La parole est à M. Philippe Brun, pour soutenir l’amendement no 3426.
Excellent ! (Applaudissements sur quelques bancs du groupe LFI-NFP.)
Cet amendement, adopté par la commission des finances, est relatif au régime mère-fille dont nous avons beaucoup parlé ces derniers jours. Cohérent quand les différentes sociétés d’un groupe sont soumises à une fiscalité comparable, il devient incohérent quand des dividendes sont remontés depuis un pays doté d’une fiscalité très différente.Ce régime représente pour notre pays une dispense fiscale considérable, chiffrée à plus de 27 milliards. Cet amendement vise à en limiter le coût afin d’améliorer le rendement de l’imposition des sociétés.D’abord, en limitant le régime mère-fille aux pays de l’Union européenne, là où s’applique la directive, à l’exclusion des pays soumis à la consolidation fiscale. Ensuite, en instaurant à nouveau, pour les pays extérieurs à l’Union européenne, des mécanismes de crédit d’impôt, afin de limiter les déductions fiscales. En plafonnant, enfin, ces crédits […]
On va voter pour !
Quel est l’avis de la commission ?
La commission des finances a adopté cet amendement. Mais j’appelle votre attention sur plusieurs points.D’abord, le régime mère-fille n’est pas une dépense fiscale : il vise simplement à éviter les doubles impositions,…
Absolument !
…si bien que le remettre en cause, c’est prendre le risque de taxer deux fois les flux. Votre amendement aurait ainsi pour conséquence d’alourdir la fiscalité de milliers d’entreprises, entraînant pour elles des difficultés et la perspective d’une délocalisation.Ensuite, cet amendement qui paraît astucieux va en réalité surtout concerner des entreprises – parmi lesquelles de nombreuses PME et ETI (entreprises de taille intermédiaire) – ayant des filiales hors de l’Union européenne, pour l’essentiel au Royaume-Uni, au Maghreb, aux États-Unis, au Canada ou encore au Japon. Ces entreprises qui avaient réussi à développer leurs activités à l’extérieur de l’Union européenne vont se retrouver lourdement pénalisées.Vous n’obtiendrez donc sans doute pas le résultat que vous espérez. Si la commission y est favorable, je suis opposé à cet amendement à titre personnel.

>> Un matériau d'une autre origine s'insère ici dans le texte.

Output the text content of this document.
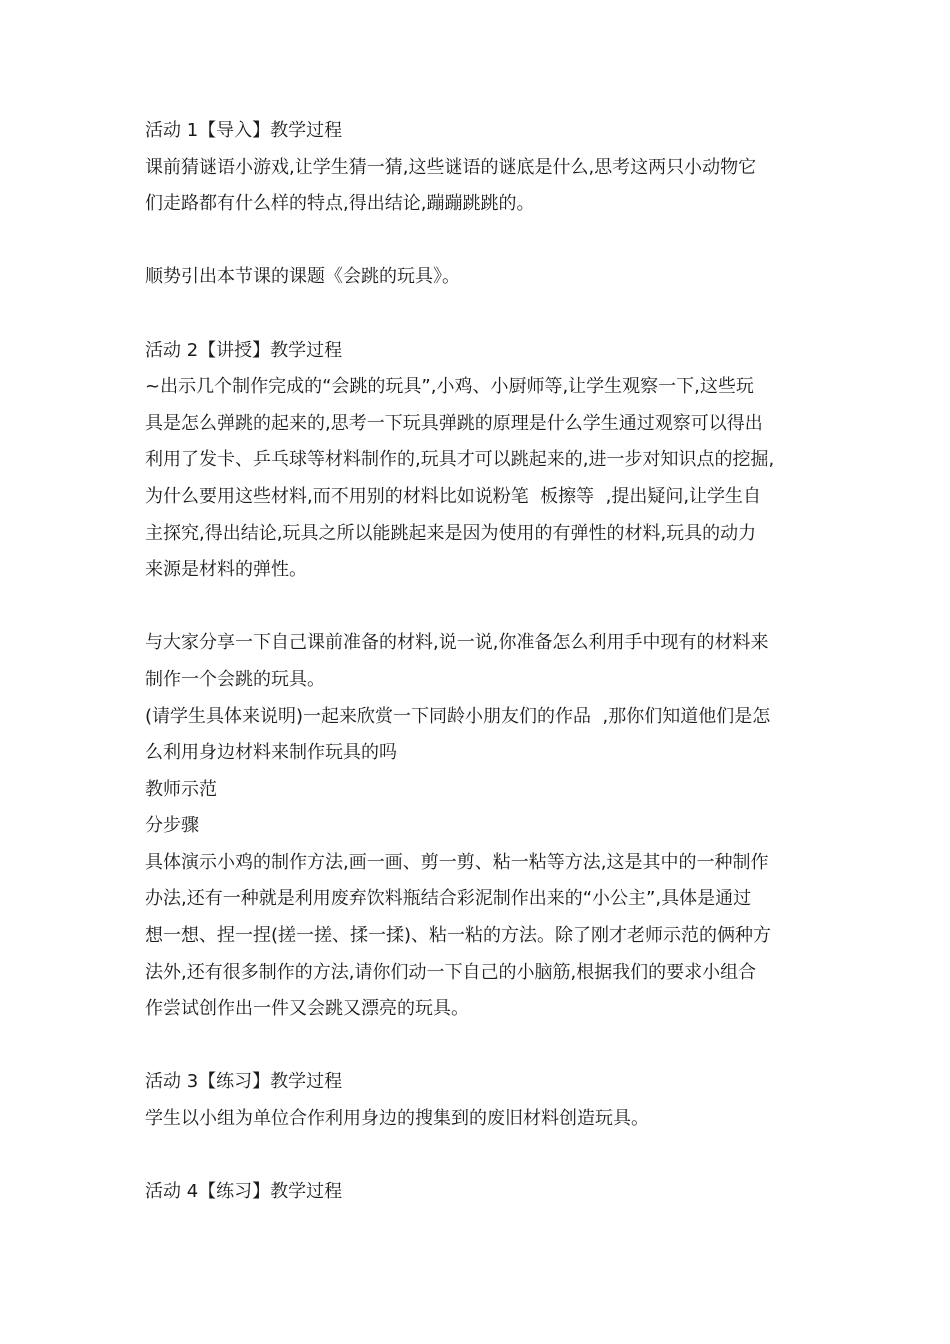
活动 1【导入】教学过程
课前猜谜语小游戏,让学生猜一猜,这些谜语的谜底是什么,思考这两只小动物它
们走路都有什么样的特点,得出结论,蹦蹦跳跳的。
顺势引出本节课的课题《会跳的玩具》。
活动 2【讲授】教学过程
~出示几个制作完成的“会跳的玩具”,小鸡、小厨师等,让学生观察一下,这些玩
具是怎么弹跳的起来的,思考一下玩具弹跳的原理是什么学生通过观察可以得出
利用了发卡、乒乓球等材料制作的,玩具才可以跳起来的,进一步对知识点的挖掘,
为什么要用这些材料,而不用别的材料比如说粉笔  板擦等  ,提出疑问,让学生自
主探究,得出结论,玩具之所以能跳起来是因为使用的有弹性的材料,玩具的动力
来源是材料的弹性。
与大家分享一下自己课前准备的材料,说一说,你准备怎么利用手中现有的材料来
制作一个会跳的玩具。
(请学生具体来说明)一起来欣赏一下同龄小朋友们的作品  ,那你们知道他们是怎
么利用身边材料来制作玩具的吗
教师示范
分步骤
具体演示小鸡的制作方法,画一画、剪一剪、粘一粘等方法,这是其中的一种制作
办法,还有一种就是利用废弃饮料瓶结合彩泥制作出来的“小公主”,具体是通过
想一想、捏一捏(搓一搓、揉一揉)、粘一粘的方法。除了刚才老师示范的俩种方
法外,还有很多制作的方法,请你们动一下自己的小脑筋,根据我们的要求小组合
作尝试创作出一件又会跳又漂亮的玩具。
活动 3【练习】教学过程
学生以小组为单位合作利用身边的搜集到的废旧材料创造玩具。
活动 4【练习】教学过程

Quel est l’avis du Gouvernement ?
Vous aviez affirmé, monsieur Brun, que l’inconvénient d’instaurer une surtaxe à l’IS sur seulement deux exercices était le risque de contournement sur le deuxième exercice – en l’occurrence, l’assiette 2025. Nous avons nous-mêmes veillé à nous en assurer par des amendements.Cependant, cet amendement-là n’est que le meilleur moyen de favoriser les contournements, de perdre nos maisons mères et le siège de nos grandes entreprises. Il est donc évident qu’il ne faut pas l’adopter.Le pilier 2 de l’OCDE, que nous avons évoqué tout à l’heure, entre en vigueur en 2025. Le meilleur moyen de contrer une optimisation excessive d’imposition sur les sociétés mères, c’est ce pilier. Votre proposition est donc anachronique, puisque nous pourrons lutter contre l’évitement de l’impôt à partir de 2025.En conclusion, c’est une fausse bonne idée, parce que le dispositif qu’il est proposé de mettre en place […]
La parole est à M. Jean-René Cazeneuve.
Vous êtes en train d’organiser une sorte d’overdose fiscale. (Exclamations sur les bancs du groupe LFI-NFP. – Rires sur les bancs des groupes SOC, EcoS et GDR.)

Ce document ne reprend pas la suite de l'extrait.